Centre for Applied Research on Social Sciences and Law

Urban Social Work

The research group Urban Social Work aims to identify key knowledge and skills needed by social workers in their effort to overcome social exclusion amongst city residents.

Urban social divide

Modern-day cities have different 'faces'. The city is a source of creativity and innovation, drives economic development and attracts large numbers of people. However, urban centres such as Amsterdam are also home to a disproportionate number of residents with persistent social problems. The city of Amsterdam is seeing a growing rift between the employed and unemployed, the advantaged and disadvantaged and those with and without a strong social network.

Social exclusion

Social exclusion is especially prevalent on the urban outskirts, in areas with a high percentage of social housing. The term 'social exclusion' refers to people who are not capable of, willing or allowed to take ‘fully’ part in society. For example, they are not able to take part because they have little money to spend, lack a social network or have no access to suitable care or a liveable environment. In some cases, they no longer wish to participate due to past disappointments in life. In others, they are not allowed to take part due to (perceived) lack of appreciation from broader society. These aspects can also exacerbate each other, and may apply to both individuals and groups.

To overcome social exclusion in 'disadvantaged' urban areas presents a major challenge to social workers - both professionals (from community teams or other organisations) and volunteers alike. They are in need of additional knowledge and skills in the area of citizen participation, outreach work, community work and dealing with diversity.
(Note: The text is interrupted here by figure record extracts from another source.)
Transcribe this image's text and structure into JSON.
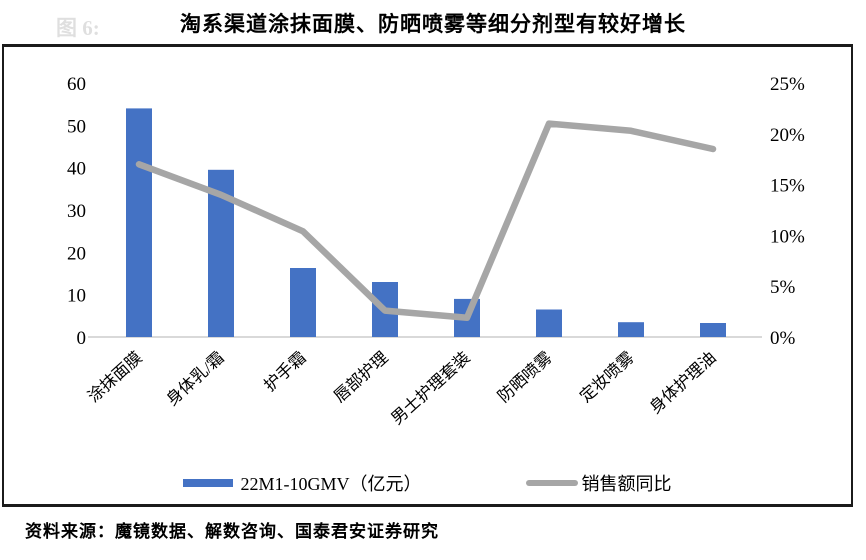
{
  "figure_label": "图 6:",
  "title": "淘系渠道涂抹面膜、防晒喷雾等细分剂型有较好增长",
  "source": "资料来源：魔镜数据、解数咨询、国泰君安证券研究",
  "colors": {
    "bar": "#4472C4",
    "line": "#A6A6A6",
    "baseline": "#D9D9D9",
    "frame": "#1B1B1B"
  },
  "legend": [
    {
      "type": "bar",
      "label": "22M1-10GMV（亿元）",
      "color": "#4472C4"
    },
    {
      "type": "line",
      "label": "销售额同比",
      "color": "#A6A6A6"
    }
  ],
  "chart_data": {
    "type": "bar",
    "subtype": "bar+line-combo",
    "title": "淘系渠道涂抹面膜、防晒喷雾等细分剂型有较好增长",
    "categories": [
      "涂抹面膜",
      "身体乳/霜",
      "护手霜",
      "唇部护理",
      "男士护理套装",
      "防晒喷雾",
      "定妆喷雾",
      "身体护理油"
    ],
    "series": [
      {
        "name": "22M1-10GMV（亿元）",
        "type": "bar",
        "axis": "left",
        "values": [
          54,
          39.5,
          16.3,
          13,
          9,
          6.5,
          3.5,
          3.3
        ]
      },
      {
        "name": "销售额同比",
        "type": "line",
        "axis": "right",
        "unit": "%",
        "values": [
          17,
          14,
          10.4,
          2.6,
          1.9,
          21,
          20.3,
          18.5
        ]
      }
    ],
    "left_axis": {
      "min": 0,
      "max": 60,
      "ticks": [
        "0",
        "10",
        "20",
        "30",
        "40",
        "50",
        "60"
      ]
    },
    "right_axis": {
      "min": 0,
      "max": 25,
      "ticks": [
        "0%",
        "5%",
        "10%",
        "15%",
        "20%",
        "25%"
      ]
    },
    "grid": "off",
    "legend_position": "bottom"
  }
}
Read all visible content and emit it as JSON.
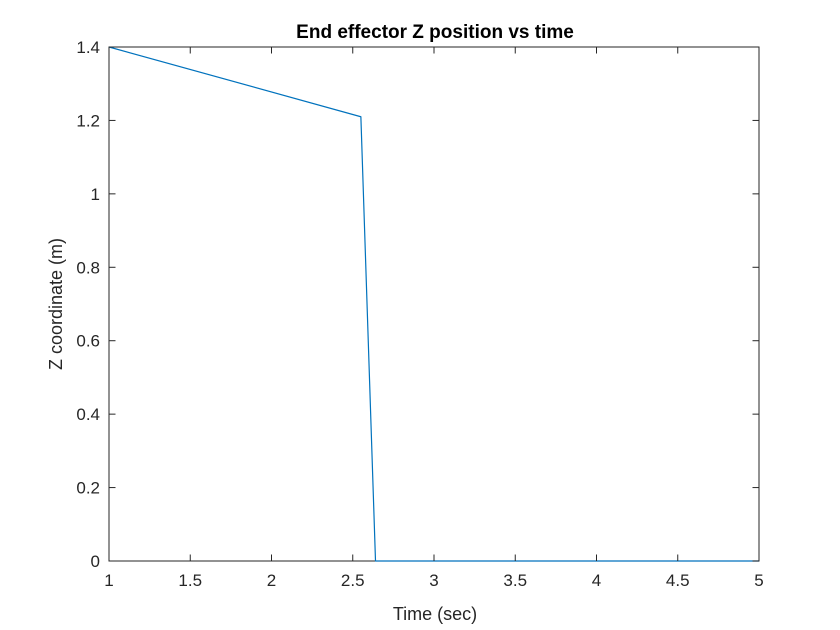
{
  "chart_data": {
    "type": "line",
    "title": "End effector Z position vs time",
    "xlabel": "Time (sec)",
    "ylabel": "Z coordinate (m)",
    "xlim": [
      1,
      5
    ],
    "ylim": [
      0,
      1.4
    ],
    "xticks": [
      1,
      1.5,
      2,
      2.5,
      3,
      3.5,
      4,
      4.5,
      5
    ],
    "xtick_labels": [
      "1",
      "1.5",
      "2",
      "2.5",
      "3",
      "3.5",
      "4",
      "4.5",
      "5"
    ],
    "yticks": [
      0,
      0.2,
      0.4,
      0.6,
      0.8,
      1,
      1.2,
      1.4
    ],
    "ytick_labels": [
      "0",
      "0.2",
      "0.4",
      "0.6",
      "0.8",
      "1",
      "1.2",
      "1.4"
    ],
    "grid": false,
    "legend": "none",
    "series": [
      {
        "color": "#0072BD",
        "x": [
          1,
          2.55,
          2.64,
          5
        ],
        "y": [
          1.4,
          1.21,
          0,
          0
        ]
      }
    ]
  }
}
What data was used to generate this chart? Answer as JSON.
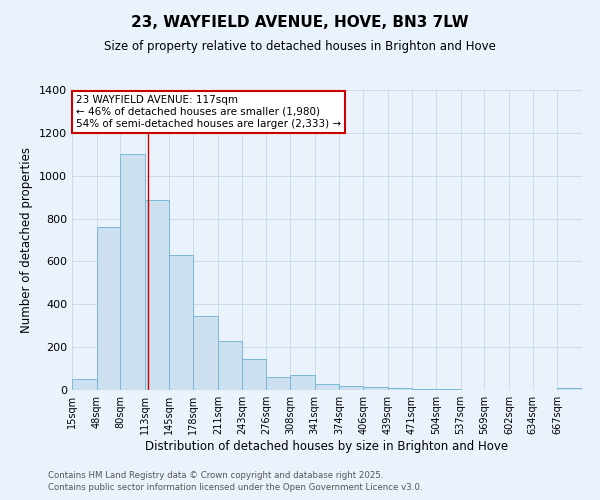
{
  "title": "23, WAYFIELD AVENUE, HOVE, BN3 7LW",
  "subtitle": "Size of property relative to detached houses in Brighton and Hove",
  "xlabel": "Distribution of detached houses by size in Brighton and Hove",
  "ylabel": "Number of detached properties",
  "footnote1": "Contains HM Land Registry data © Crown copyright and database right 2025.",
  "footnote2": "Contains public sector information licensed under the Open Government Licence v3.0.",
  "annotation_line1": "23 WAYFIELD AVENUE: 117sqm",
  "annotation_line2": "← 46% of detached houses are smaller (1,980)",
  "annotation_line3": "54% of semi-detached houses are larger (2,333) →",
  "property_size": 117,
  "bar_color": "#cce0f0",
  "bar_edge_color": "#7ab8d8",
  "line_color": "#cc0000",
  "annotation_box_color": "#ffffff",
  "annotation_box_edge": "#cc0000",
  "grid_color": "#c8d8e8",
  "background_color": "#eaf3fb",
  "categories": [
    "15sqm",
    "48sqm",
    "80sqm",
    "113sqm",
    "145sqm",
    "178sqm",
    "211sqm",
    "243sqm",
    "276sqm",
    "308sqm",
    "341sqm",
    "374sqm",
    "406sqm",
    "439sqm",
    "471sqm",
    "504sqm",
    "537sqm",
    "569sqm",
    "602sqm",
    "634sqm",
    "667sqm"
  ],
  "values": [
    50,
    760,
    1100,
    885,
    630,
    345,
    230,
    145,
    60,
    70,
    30,
    20,
    15,
    10,
    5,
    5,
    2,
    2,
    1,
    2,
    10
  ],
  "bin_edges": [
    15,
    48,
    80,
    113,
    145,
    178,
    211,
    243,
    276,
    308,
    341,
    374,
    406,
    439,
    471,
    504,
    537,
    569,
    602,
    634,
    667,
    700
  ],
  "ylim": [
    0,
    1400
  ],
  "xlim": [
    15,
    700
  ],
  "yticks": [
    0,
    200,
    400,
    600,
    800,
    1000,
    1200,
    1400
  ]
}
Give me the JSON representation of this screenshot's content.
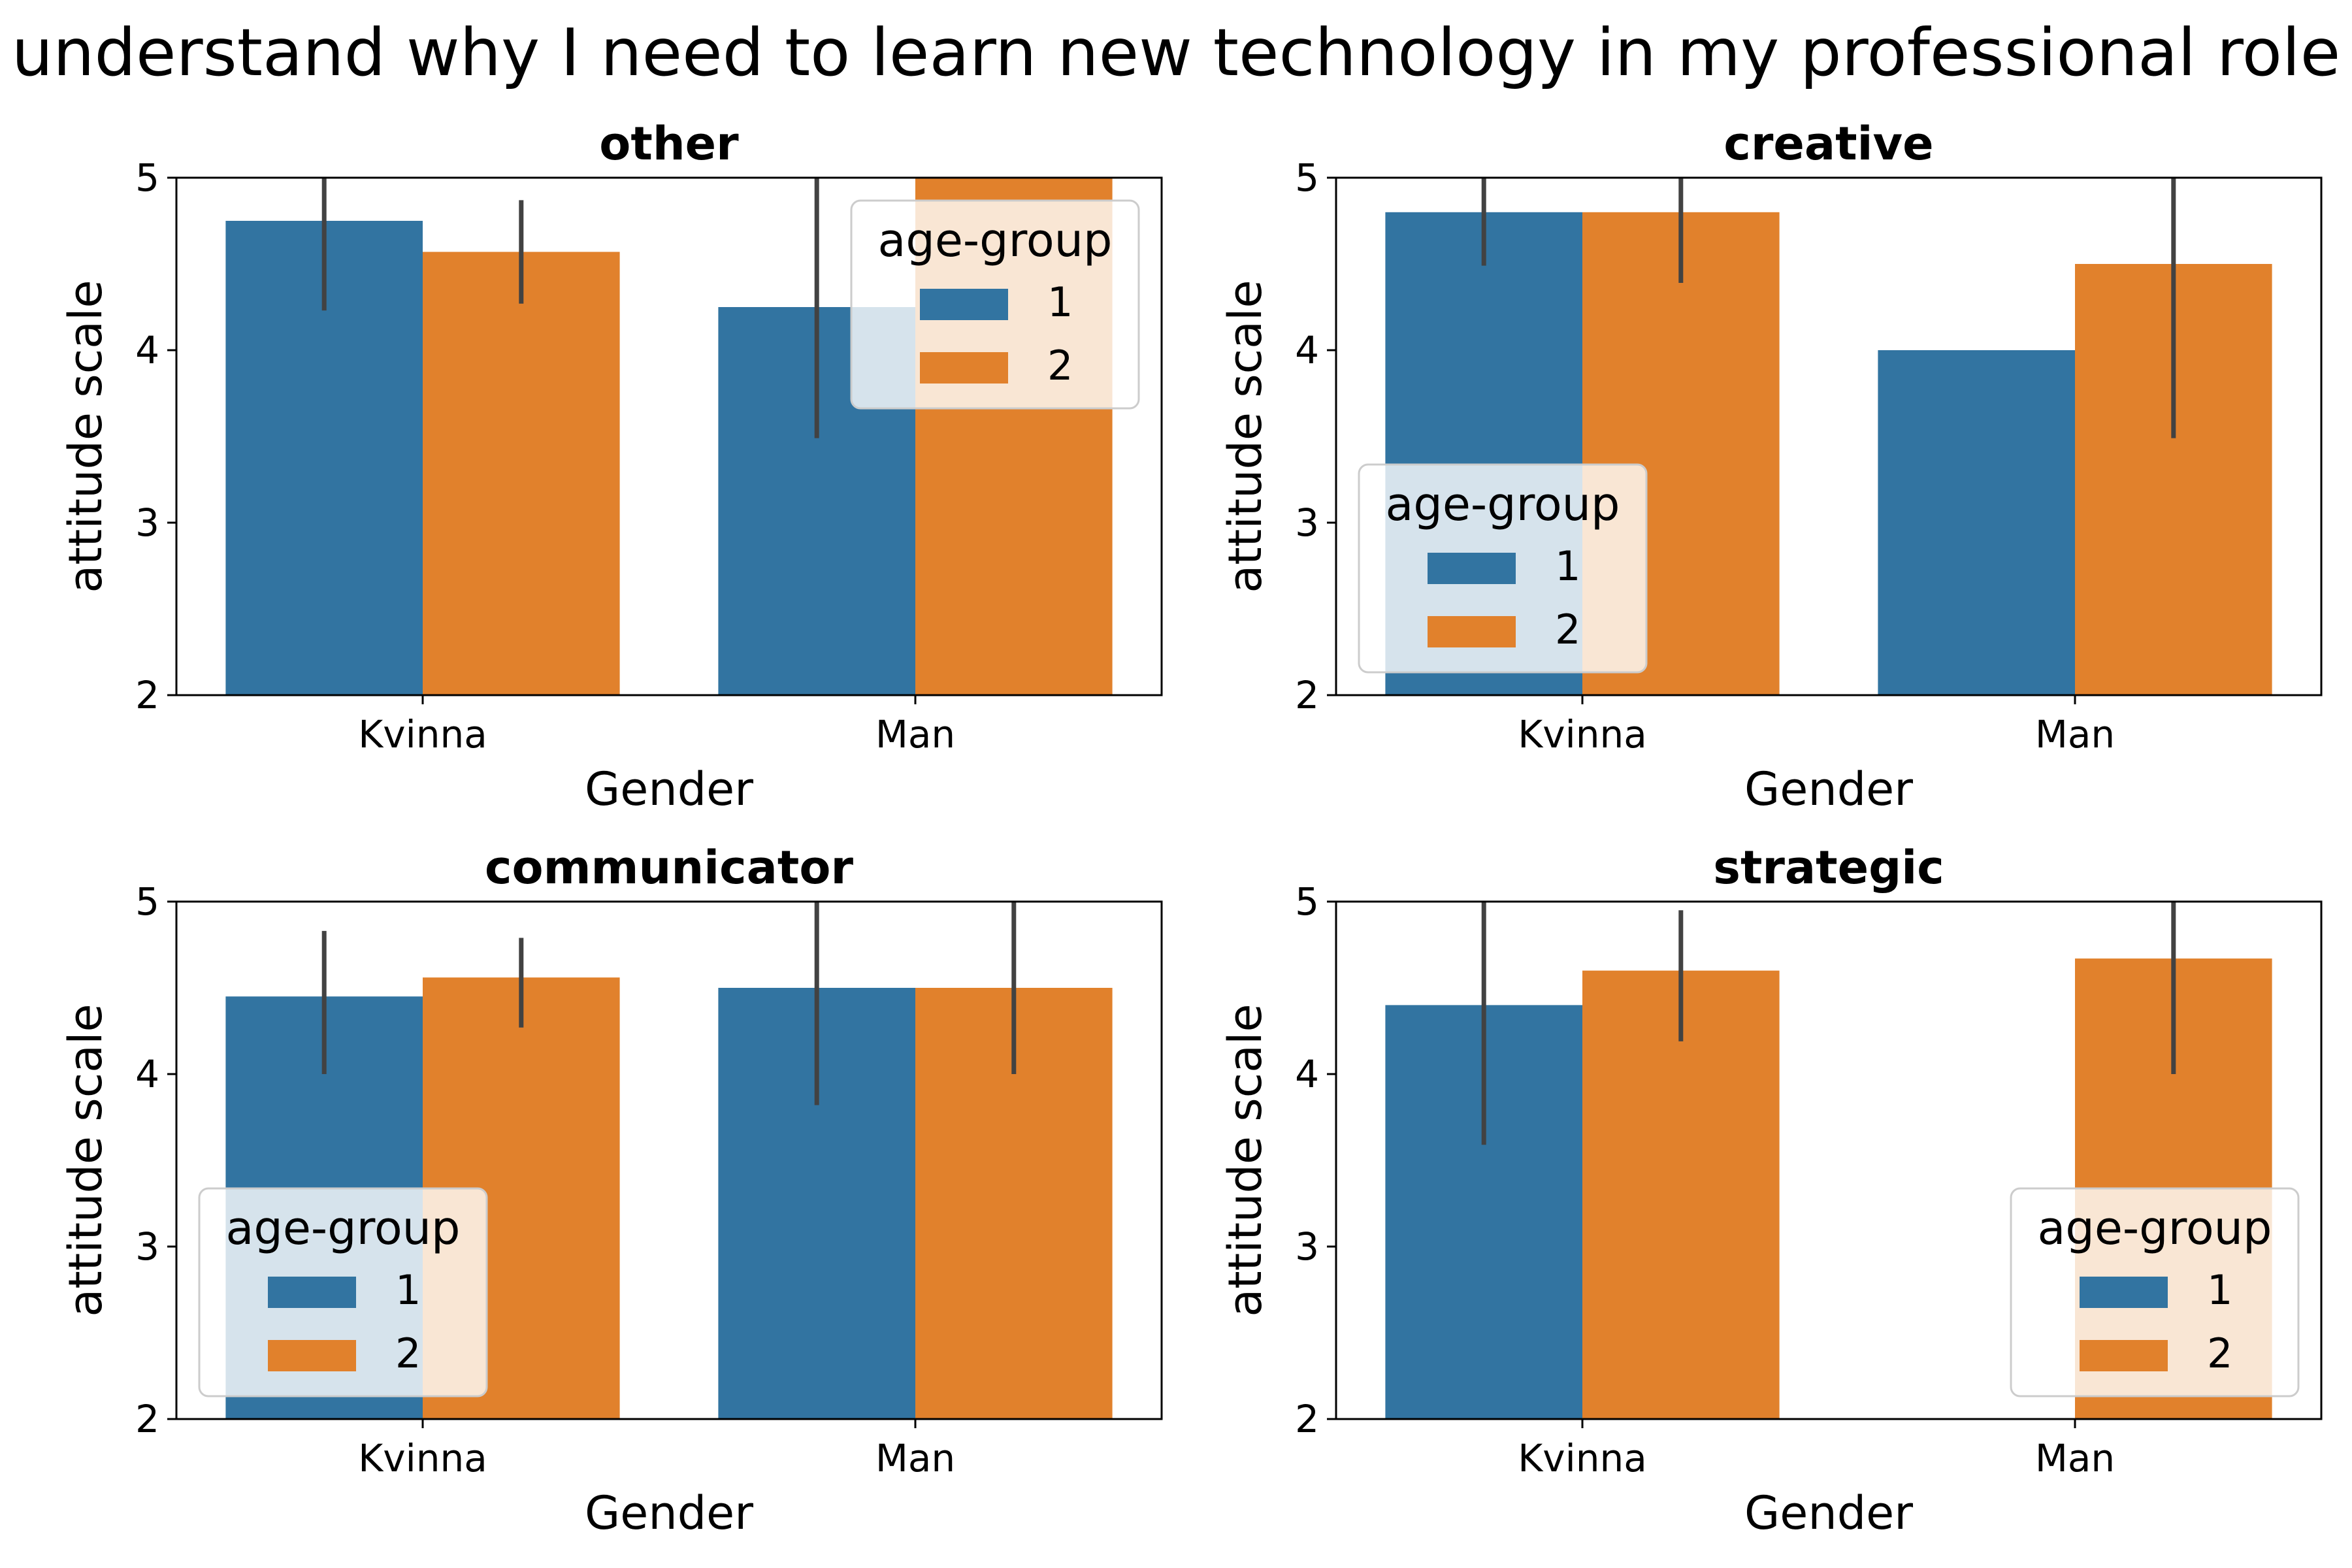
{
  "figure": {
    "suptitle": "understand why I need to learn new technology in my professional role"
  },
  "colors": {
    "series_1": "#3274a1",
    "series_2": "#e1812c",
    "errorbar": "#424242",
    "axis": "#000000",
    "legend_bg": "#ffffff",
    "legend_border": "#cccccc"
  },
  "legend_title": "age-group",
  "chart_data": [
    {
      "type": "bar",
      "title": "other",
      "xlabel": "Gender",
      "ylabel": "attitude scale",
      "categories": [
        "Kvinna",
        "Man"
      ],
      "ylim": [
        2,
        5
      ],
      "yticks": [
        "2",
        "3",
        "4",
        "5"
      ],
      "legend_position": "upper right",
      "series": [
        {
          "name": "1",
          "values": [
            4.75,
            4.25
          ],
          "ci_low": [
            4.23,
            3.49
          ],
          "ci_high": [
            5.0,
            5.0
          ]
        },
        {
          "name": "2",
          "values": [
            4.57,
            5.0
          ],
          "ci_low": [
            4.27,
            null
          ],
          "ci_high": [
            4.87,
            null
          ]
        }
      ]
    },
    {
      "type": "bar",
      "title": "creative",
      "xlabel": "Gender",
      "ylabel": "attitude scale",
      "categories": [
        "Kvinna",
        "Man"
      ],
      "ylim": [
        2,
        5
      ],
      "yticks": [
        "2",
        "3",
        "4",
        "5"
      ],
      "legend_position": "lower left",
      "series": [
        {
          "name": "1",
          "values": [
            4.8,
            4.0
          ],
          "ci_low": [
            4.49,
            null
          ],
          "ci_high": [
            5.0,
            null
          ]
        },
        {
          "name": "2",
          "values": [
            4.8,
            4.5
          ],
          "ci_low": [
            4.39,
            3.49
          ],
          "ci_high": [
            5.0,
            5.0
          ]
        }
      ]
    },
    {
      "type": "bar",
      "title": "communicator",
      "xlabel": "Gender",
      "ylabel": "attitude scale",
      "categories": [
        "Kvinna",
        "Man"
      ],
      "ylim": [
        2,
        5
      ],
      "yticks": [
        "2",
        "3",
        "4",
        "5"
      ],
      "legend_position": "lower left",
      "series": [
        {
          "name": "1",
          "values": [
            4.45,
            4.5
          ],
          "ci_low": [
            4.0,
            3.82
          ],
          "ci_high": [
            4.83,
            5.0
          ]
        },
        {
          "name": "2",
          "values": [
            4.56,
            4.5
          ],
          "ci_low": [
            4.27,
            4.0
          ],
          "ci_high": [
            4.79,
            5.0
          ]
        }
      ]
    },
    {
      "type": "bar",
      "title": "strategic",
      "xlabel": "Gender",
      "ylabel": "attitude scale",
      "categories": [
        "Kvinna",
        "Man"
      ],
      "ylim": [
        2,
        5
      ],
      "yticks": [
        "2",
        "3",
        "4",
        "5"
      ],
      "legend_position": "lower right",
      "series": [
        {
          "name": "1",
          "values": [
            4.4,
            null
          ],
          "ci_low": [
            3.59,
            null
          ],
          "ci_high": [
            5.0,
            null
          ]
        },
        {
          "name": "2",
          "values": [
            4.6,
            4.67
          ],
          "ci_low": [
            4.19,
            4.0
          ],
          "ci_high": [
            4.95,
            5.0
          ]
        }
      ]
    }
  ]
}
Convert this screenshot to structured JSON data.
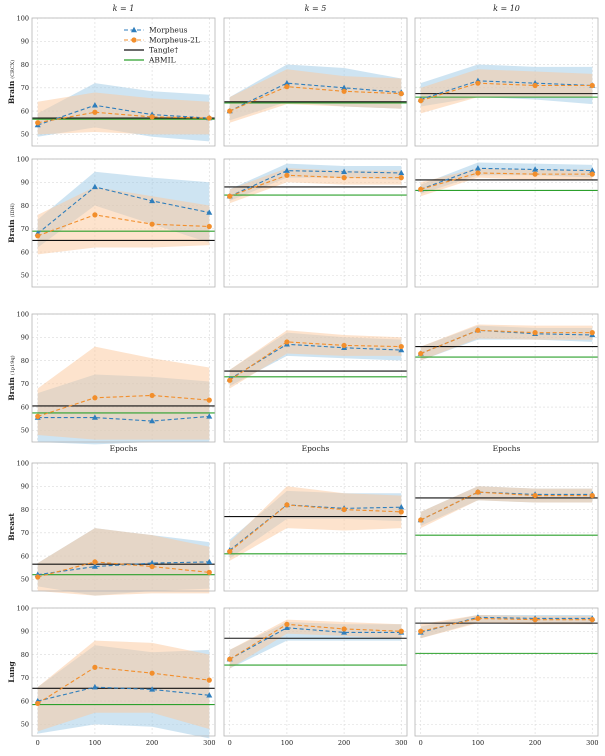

Tools for Street level professionals

Social workers focused on specific urban neighbourhoods face intricate and complex issues. How can they approach these combined problems in an effective way? What kind of knowledge, skills and preconditions will they need to improve the situation of the residents in these ethnically diverse neighbourhoods? What tools do they need to develop a sense of belonging among the residents? The research group assesses the wide range of complications and success factors inherent to urban social work.

We then apply this research to develop realistic and effective improvements in collaboration with professionals, formal and informal partners from the field and local residents. As a result, current and future street-level professionals will be better equipped in order to take action against social exclusion in problematic urban areas.